CVE-2023-7228: 
WordPress vulnerability analysis and mitigation

The illi Link Party! WordPress plugin through version 1.0 contains a Cross-Site Scripting (XSS) vulnerability identified as CVE-2023-7228. The vulnerability was discovered by Bob Matyas and publicly disclosed on January 23, 2024. This security issue affects unauthenticated visitors and stems from the plugin's failure to properly handle certain parameters (WPScan, Wiz).

The vulnerability arises from the plugin's failure to properly sanitize and escape certain parameters in the link party submission functionality. It has been assigned a CVSS v3.1 base score of 6.1 (Medium) with the vector string CVSS:3.1/AV:N/AC:L/PR:N/UI:R/S:C/C:L/I:L/A:N, indicating that it can be exploited remotely without authentication but requires user interaction (NIST NVD, Wiz).

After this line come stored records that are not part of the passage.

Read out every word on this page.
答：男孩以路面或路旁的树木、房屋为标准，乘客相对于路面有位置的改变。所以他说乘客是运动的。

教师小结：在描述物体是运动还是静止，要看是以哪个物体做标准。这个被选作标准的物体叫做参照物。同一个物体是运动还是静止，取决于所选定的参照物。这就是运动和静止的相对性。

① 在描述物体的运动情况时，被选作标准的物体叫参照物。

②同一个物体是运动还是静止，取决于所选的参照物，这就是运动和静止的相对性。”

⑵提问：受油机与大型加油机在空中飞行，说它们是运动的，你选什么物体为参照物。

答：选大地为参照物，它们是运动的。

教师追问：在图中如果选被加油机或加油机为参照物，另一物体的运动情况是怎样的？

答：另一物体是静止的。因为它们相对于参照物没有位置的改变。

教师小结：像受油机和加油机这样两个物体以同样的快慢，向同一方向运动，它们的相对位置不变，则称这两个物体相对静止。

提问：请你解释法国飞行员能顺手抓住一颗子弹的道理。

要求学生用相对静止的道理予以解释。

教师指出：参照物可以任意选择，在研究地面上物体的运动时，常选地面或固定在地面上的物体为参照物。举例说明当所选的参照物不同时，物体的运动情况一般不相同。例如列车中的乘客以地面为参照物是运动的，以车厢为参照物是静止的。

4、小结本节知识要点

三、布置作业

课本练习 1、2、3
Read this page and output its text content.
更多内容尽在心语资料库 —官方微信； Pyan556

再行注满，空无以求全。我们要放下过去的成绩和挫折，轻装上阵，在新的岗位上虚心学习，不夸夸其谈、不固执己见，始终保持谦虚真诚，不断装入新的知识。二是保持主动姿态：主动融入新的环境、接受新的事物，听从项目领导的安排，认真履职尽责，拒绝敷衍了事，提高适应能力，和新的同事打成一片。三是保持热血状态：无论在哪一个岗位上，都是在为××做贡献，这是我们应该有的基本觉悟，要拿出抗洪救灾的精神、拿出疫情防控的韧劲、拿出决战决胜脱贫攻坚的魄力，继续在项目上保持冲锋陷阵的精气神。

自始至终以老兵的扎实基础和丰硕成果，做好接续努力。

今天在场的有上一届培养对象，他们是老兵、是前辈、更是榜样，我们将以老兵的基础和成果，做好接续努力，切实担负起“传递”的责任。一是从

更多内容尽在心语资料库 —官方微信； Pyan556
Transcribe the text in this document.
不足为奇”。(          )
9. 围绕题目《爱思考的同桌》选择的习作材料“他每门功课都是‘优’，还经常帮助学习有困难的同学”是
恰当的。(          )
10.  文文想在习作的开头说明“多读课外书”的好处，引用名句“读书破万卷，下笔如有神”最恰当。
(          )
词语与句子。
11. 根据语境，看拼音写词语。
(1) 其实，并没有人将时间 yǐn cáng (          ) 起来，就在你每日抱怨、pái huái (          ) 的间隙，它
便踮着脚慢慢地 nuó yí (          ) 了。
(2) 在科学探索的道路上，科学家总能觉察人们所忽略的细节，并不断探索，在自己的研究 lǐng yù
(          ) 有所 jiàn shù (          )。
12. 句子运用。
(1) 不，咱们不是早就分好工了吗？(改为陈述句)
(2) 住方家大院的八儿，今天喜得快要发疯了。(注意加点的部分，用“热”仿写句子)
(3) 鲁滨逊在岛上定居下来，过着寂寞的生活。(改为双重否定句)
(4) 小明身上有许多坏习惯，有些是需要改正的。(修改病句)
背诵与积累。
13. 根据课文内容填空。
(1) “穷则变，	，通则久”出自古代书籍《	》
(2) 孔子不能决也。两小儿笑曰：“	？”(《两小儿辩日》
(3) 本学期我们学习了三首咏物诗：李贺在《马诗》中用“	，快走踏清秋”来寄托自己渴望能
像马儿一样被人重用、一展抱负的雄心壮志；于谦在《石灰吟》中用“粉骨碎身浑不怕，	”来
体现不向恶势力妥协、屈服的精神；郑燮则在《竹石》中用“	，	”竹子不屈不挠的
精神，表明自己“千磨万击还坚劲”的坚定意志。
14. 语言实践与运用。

When successfully exploited, this vulnerability enables unauthenticated visitors to perform Cross-Site Scripting attacks through the link party submission feature. This could potentially lead to the execution of malicious JavaScript code in users' browsers who view the affected pages (WPScan).

As of the vulnerability disclosure, there is no known fix available for this issue. Users of the illi Link Party! WordPress plugin are advised to consider disabling the plugin until a security update is released (Wiz).